By Ashley Yeager

This cartoon shows the axis rotation and the intrisic spin, from mass or charge, of the protons and neutrons in a He-3 atom. Credit: Yi Qiang, Jefferson Lab.

It’s good that things spin.

If the Earth didn’t, we wouldn’t have night and day. If wheels didn’t, we wouldn’t have quick ways to get around. And, if the protons and neutrons in atoms didn’t, well, it’s not clear what would happen, but we definitely wouldn’t have medical tests like MRIs.

Even though spinning particles play a large role in our everyday lives, physicists aren’t sure where the rotation comes from. They certainly have some ideas, but actually observing the origin of protons’ and neutrons’ spin has been challenging.

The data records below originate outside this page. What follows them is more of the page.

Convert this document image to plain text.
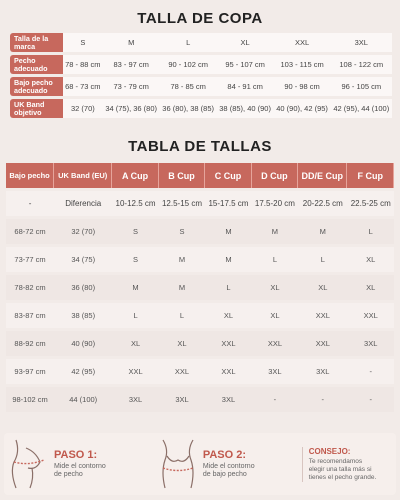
TALLA DE COPA
Talla de la marca	S	M	L	XL	XXL	3XL
Pecho adecuado	78 - 88 cm	83 - 97 cm	90 - 102 cm	95 - 107 cm	103 - 115 cm	108 - 122 cm
Bajo pecho adecuado	68 - 73 cm	73 - 79 cm	78 - 85 cm	84 - 91 cm	90 - 98 cm	96 - 105 cm
UK Band objetivo	32 (70)	34 (75), 36 (80)	36 (80), 38 (85)	38 (85), 40 (90)	40 (90), 42 (95)	42 (95), 44 (100)
TABLA DE TALLAS
Bajo pecho	UK Band (EU)	A Cup	B Cup	C Cup	D Cup	DD/E Cup	F Cup
-	Diferencia	10-12.5 cm	12.5-15 cm	15-17.5 cm	17.5-20 cm	20-22.5 cm	22.5-25 cm
68-72 cm	32 (70)	S	S	M	M	M	L
73-77 cm	34 (75)	S	M	M	L	L	XL
78-82 cm	36 (80)	M	M	L	XL	XL	XL
83-87 cm	38 (85)	L	L	XL	XL	XXL	XXL
88-92 cm	40 (90)	XL	XL	XXL	XXL	XXL	3XL
93-97 cm	42 (95)	XXL	XXL	XXL	3XL	3XL	-
98-102 cm	44 (100)	3XL	3XL	3XL	-	-	-
PASO 1:
Mide el contorno
de pecho
PASO 2:
Mide el contorno
de bajo pecho
CONSEJO:
Te recomendamos
elegir una talla más si
tienes el pecho grande.
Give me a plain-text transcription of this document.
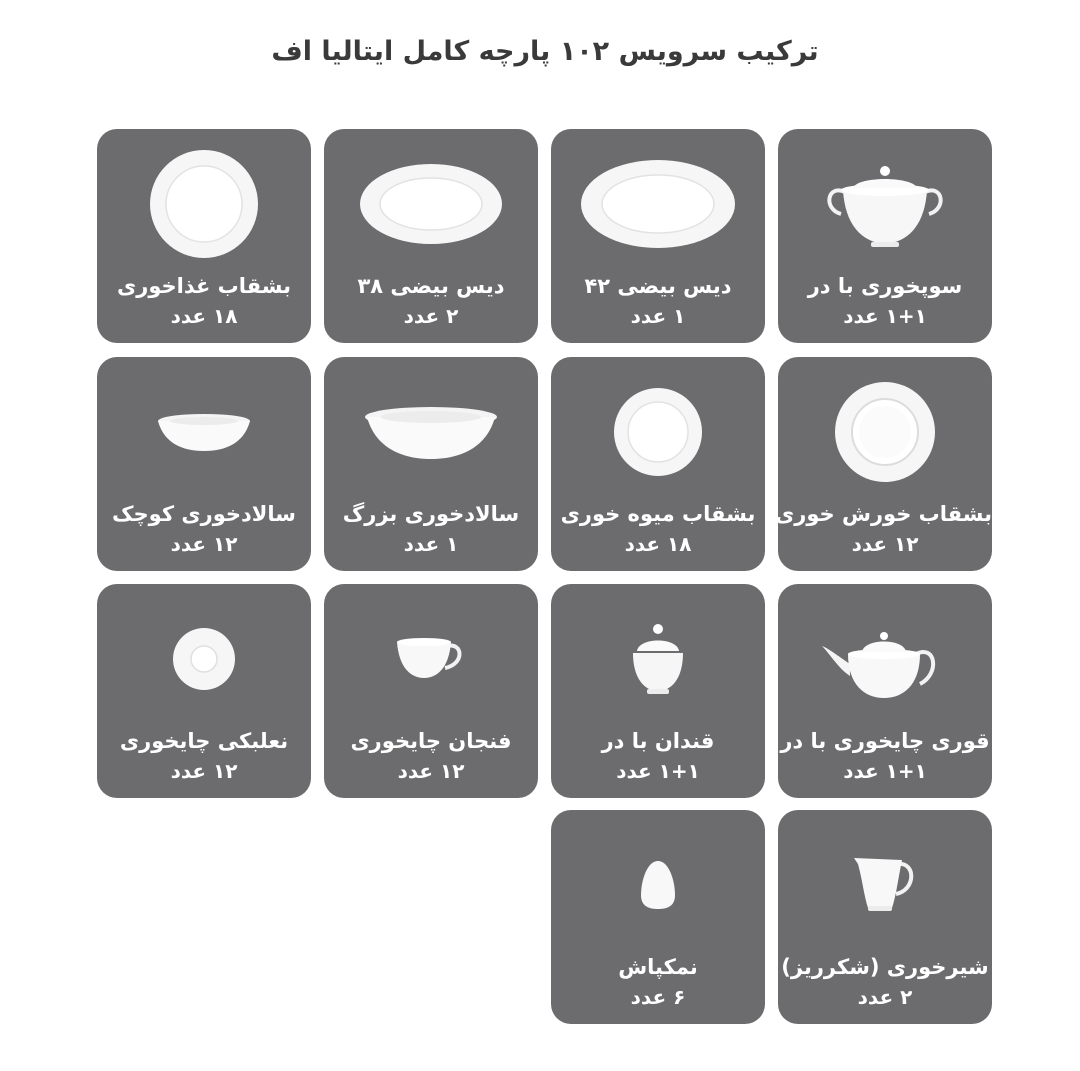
ترکیب سرویس ۱۰۲ پارچه کامل ایتالیا اف
سوپخوری با در
۱+۱ عدد
دیس بیضی ۴۲
۱ عدد
دیس بیضی ۳۸
۲ عدد
بشقاب غذاخوری
۱۸ عدد
بشقاب خورش خوری
۱۲ عدد
بشقاب میوه خوری
۱۸ عدد
سالادخوری بزرگ
۱ عدد
سالادخوری کوچک
۱۲ عدد
قوری چایخوری با در
۱+۱ عدد
قندان با در
۱+۱ عدد
فنجان چایخوری
۱۲ عدد
نعلبکی چایخوری
۱۲ عدد
شیرخوری (شکرریز)
۲ عدد
نمکپاش
۶ عدد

Now, experiments led by physicist Haiyan Gao and her colleagues are providing a more detailed picture of what makes sub-atomic particles turn. The team is using high-energy electrons and a rare form of helium at the Jefferson Lab to look at how quarks, the particles within protons and neutrons, spin.

The experiment seems simple – slam the electrons into helium-3, or He-3, atoms. But, there’s a bit more complexity. The scientists have to carefully manipulate the rotation of all of the particles involved. The neutrons of He-3, for example, must turn perpendicular to the direction of the incoming electrons. And, the electrons have to turn either in the same direction as they are moving or in the exact opposite direction.

The physicists manipulate the direction the particles spin using polarized lasers.

Getting these spins correct is critical to figuring out if the quarks within protons and neutrons spin, and if so, in what direction. In the experiment, the incoming high-energy electrons slam into the cores of the helium-3 atoms and penetrate deep into their neutrons. The electrons strike the quarks inside, knocking them loose.

The physicists found that the struck quarks turn on imaginary axes just like Earth does. And, they turn in the same direction as their parent particle. This is the first successful experiment to measure the alignment between the spin of a quark and the direction its neutron is moving, a discovery that gives scientists hints about where the rotations of neutrons and protons originate, Gao says.

This cartoon shows the rotation of an incoming electron compared to the spin of a helium-3 neutron and the ejected down quark. Credit: Jin Huang, LANL.

Past experiments have shown that the quarks’ intrinsic rotation (from mass or charge) makes up about a third of a proton’s or neutron’s overall spin. The results of the new experiment, which appear in the Feb. 3 Physical Review Letters, suggest that the remaining two-thirds of a parent particle’s rotation comes from orbital motion of the particle’s quarks.

The conclusion, however, is far from certain, Gao cautions. This new experiment is like a snapshot of how the quarks turn. Physicists do not yet have the full picture of the orbital motions of these particles, she says.

To get a more complete picture, she and her team are working on a more sensitive detector and other upgrades to the Jefferson Lab electron beam that they will use to study even more carefully how quarks spin.

And that too, is a good thing, though we may not yet understand – in terms of everyday applications – why.

Citation: “Beam-Target Double-Spin Asymmetry ALT in Charged Pion Production from Deep Inelastic Scattering on a Transversely Polarized 3He Target at 1.4<Q2<2.7 GeV2.” J. Huang et al. (2012). Physical Review Letters. 108: 5.